Package managers make it easy to reuse and distribute Python software.

Exercises

Exercise 1. A programmer installs packages globally and encounters version conflicts between two projects:

Project A requires numpy==1.24 and Project B requires numpy==1.26. Explain why installing packages globally causes this conflict. How do virtual environments solve it? What command creates a virtual environment?

Solution to Exercise 1

Global installation stores one version of each package. If Project A needs numpy==1.24 and Project B needs numpy==1.26, installing one breaks the other -- they share the same installation directory.

Virtual environments solve this by creating isolated Python installations. Each environment has its own site-packages directory, so Project A and Project B each have their own numpy version.

Commands:

bash python -m venv myenv # Create virtual environment source myenv/bin/activate # Activate (Unix/macOS) myenv\Scripts\activate # Activate (Windows) pip install numpy==1.24 # Install in this environment only

Each virtual environment is a directory containing a Python interpreter and its own package library. Activating an environment modifies PATH so that python and pip point to the environment's versions.


Exercise 2. pip install requests downloads and installs a package, but where does it go? Explain what pip does during installation: where are the files placed, how does Python find them later (via sys.path), and what happens if you install a package in one virtual environment but try to import it in another?

Solution to Exercise 2

When pip install requests runs:

  1. pip downloads the package from PyPI (or a local cache).
  2. It installs the package files into the site-packages directory of the active Python environment (e.g., /usr/lib/python3.12/site-packages/ or .venv/lib/python3.12/site-packages/).
  3. It installs any dependencies the package requires.

Python finds installed packages via sys.path -- a list of directories Python searches when you write import requests. The site-packages directory is included in sys.path by default.

If you install a package in one virtual environment but activate a different one, import requests raises ModuleNotFoundError because the other environment's site-packages does not contain requests. Each virtual environment has its own independent sys.path.


Exercise 3. A programmer shares their project with a colleague but the colleague cannot run it because packages are missing. Explain the purpose of requirements.txt:

text requests==2.31.0 numpy>=1.24,<2.0 flask~=3.0

What do the version specifiers ==, >=,<, and ~= mean? Why is pinning exact versions (==) important for reproducibility? What command generates and installs from a requirements file?

Solution to Exercise 3

Version specifiers:

  • ==2.31.0: exact match -- only this specific version is acceptable.
  • >=1.24,<2.0: compatible range -- any version from 1.24 up to (but not including) 2.0.
  • ~=3.0: compatible release -- equivalent to >=3.0,<4.0. Allows patch and minor updates within the major version.
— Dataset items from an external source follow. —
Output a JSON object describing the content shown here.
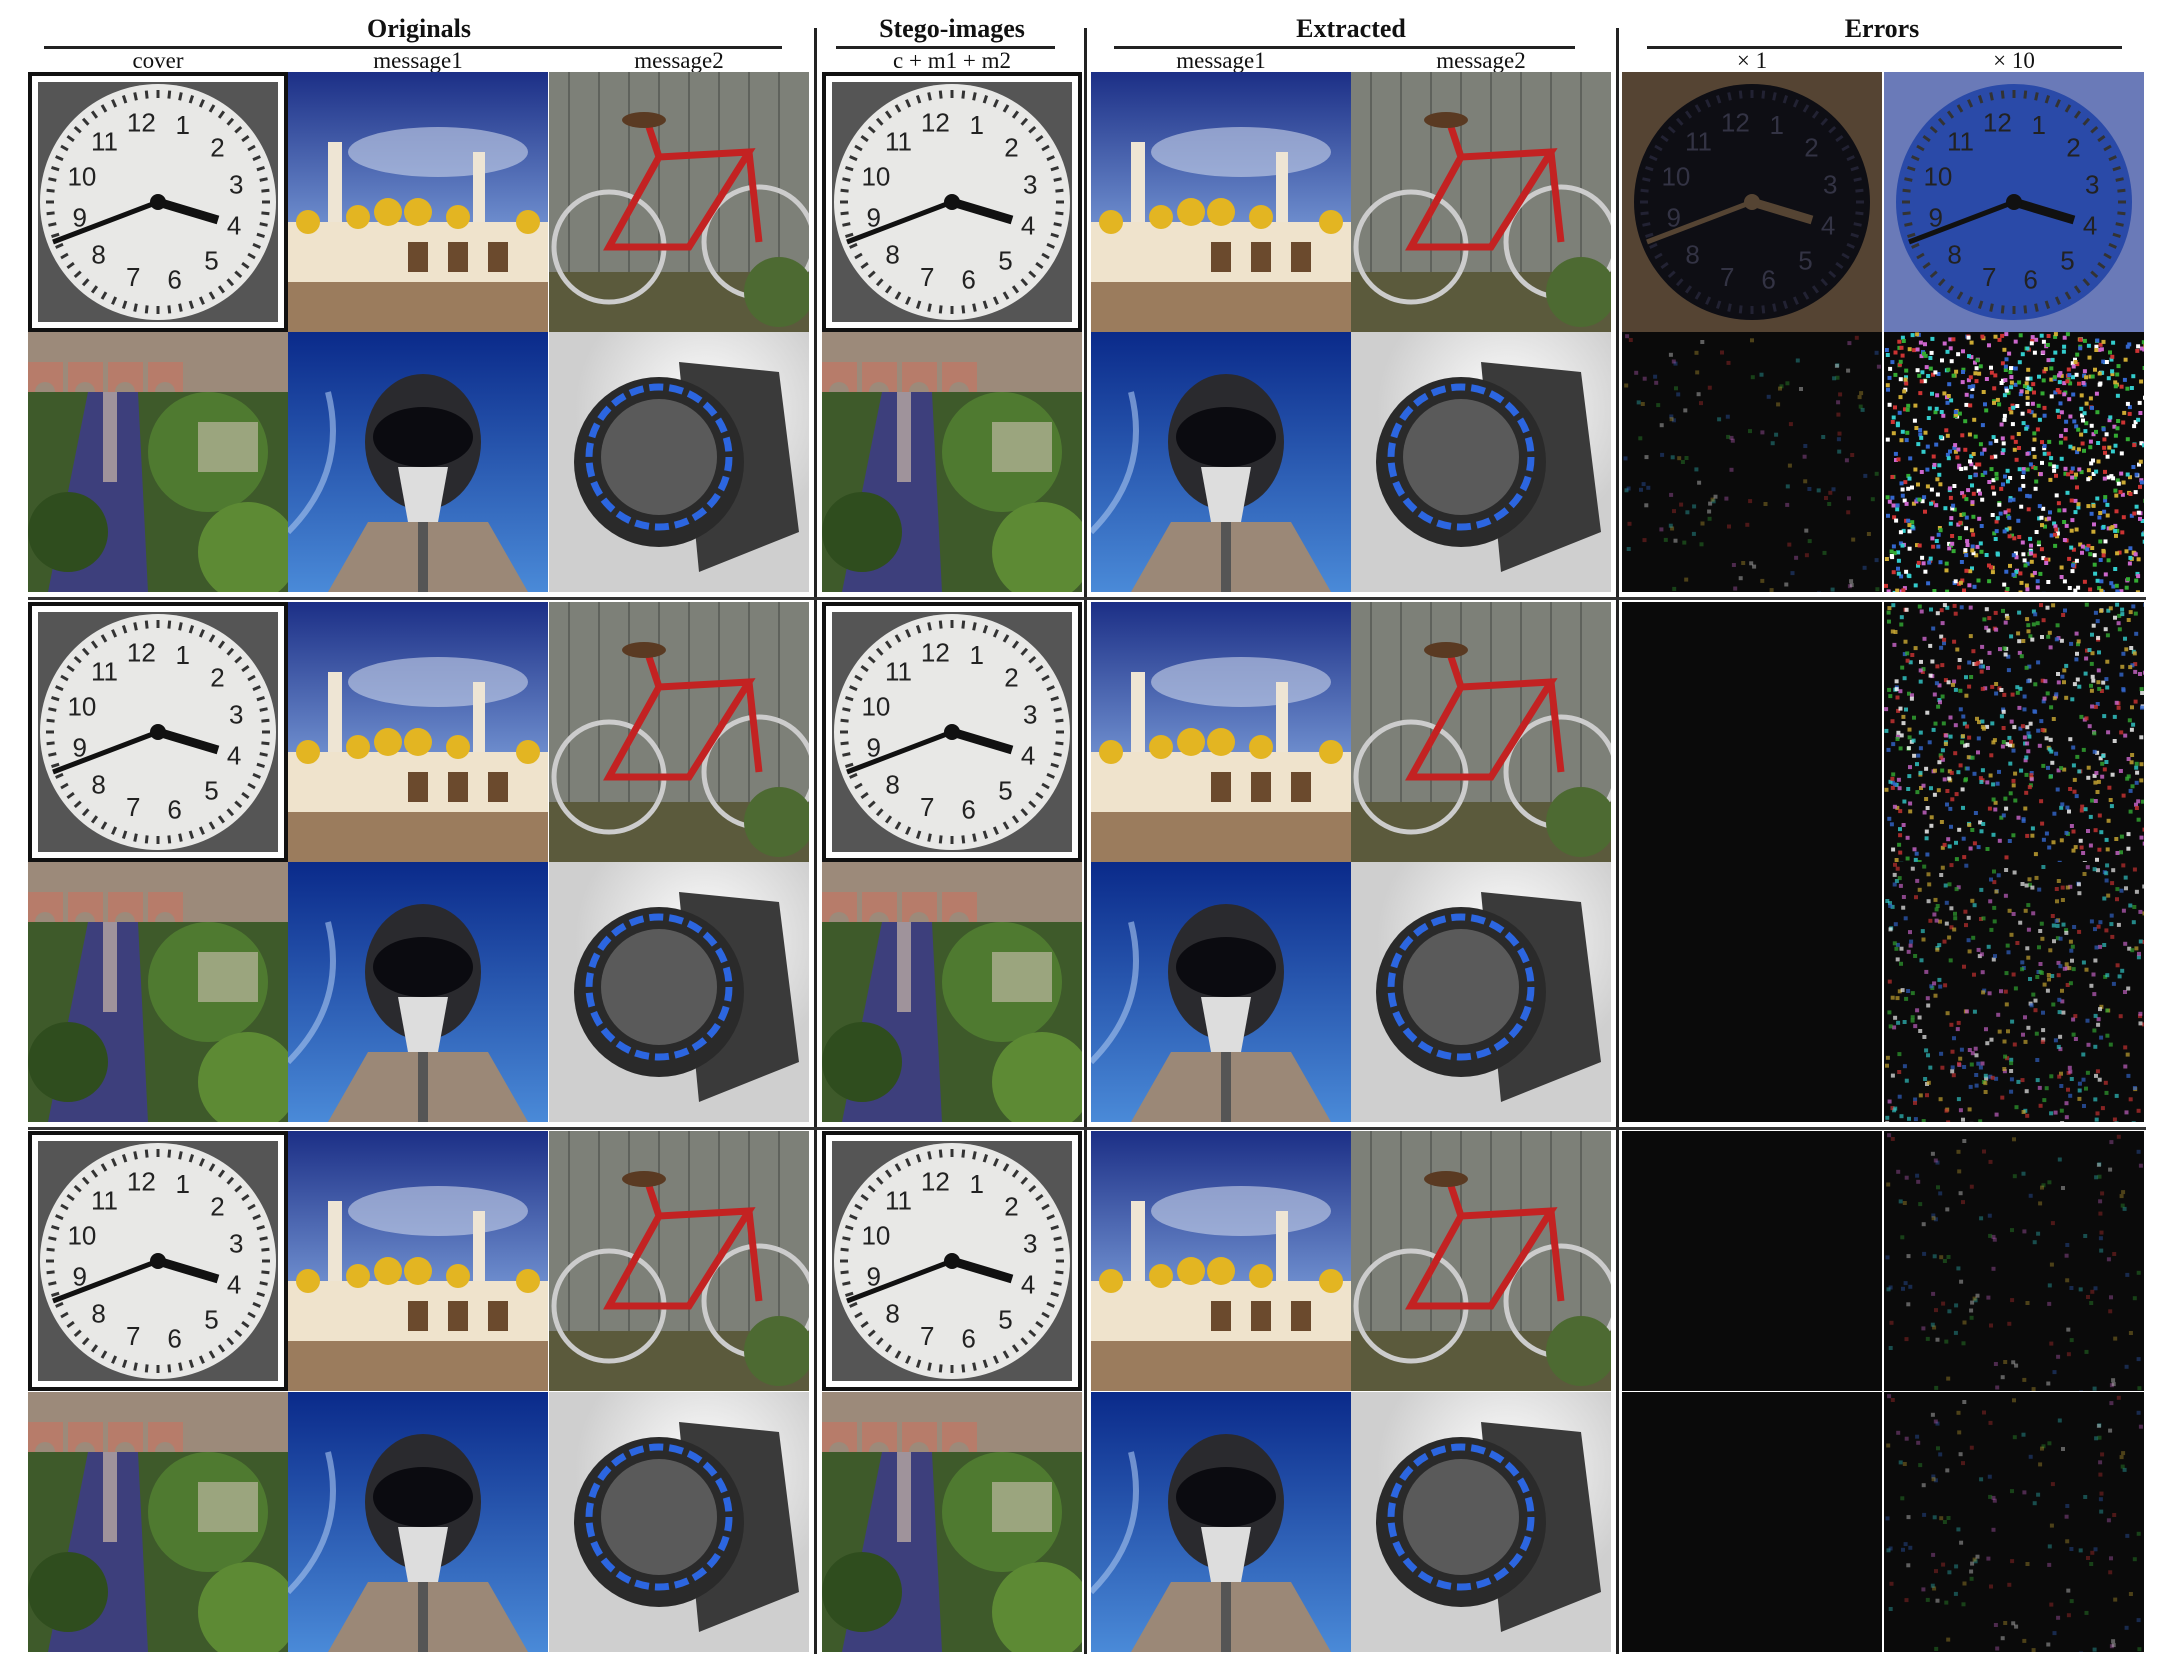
{
  "groups": {
    "originals": {
      "title": "Originals",
      "cols": [
        "cover",
        "message1",
        "message2"
      ]
    },
    "stego": {
      "title": "Stego-images",
      "cols": [
        "c + m1 + m2"
      ]
    },
    "extracted": {
      "title": "Extracted",
      "cols": [
        "message1",
        "message2"
      ]
    },
    "errors": {
      "title": "Errors",
      "cols": [
        "× 1",
        "× 10"
      ]
    }
  }
}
Pinning exact versions (==) is important for reproducibility because it ensures everyone gets identical package versions. Without pinning, pip install numpy might install different versions on different machines (depending on when they install), leading to subtle behavior differences or broken code.

Commands:

bash pip freeze > requirements.txt # Generate from current environment pip install -r requirements.txt # Install from file

pip freeze lists all installed packages with exact versions. pip install -r reads the file and installs everything listed.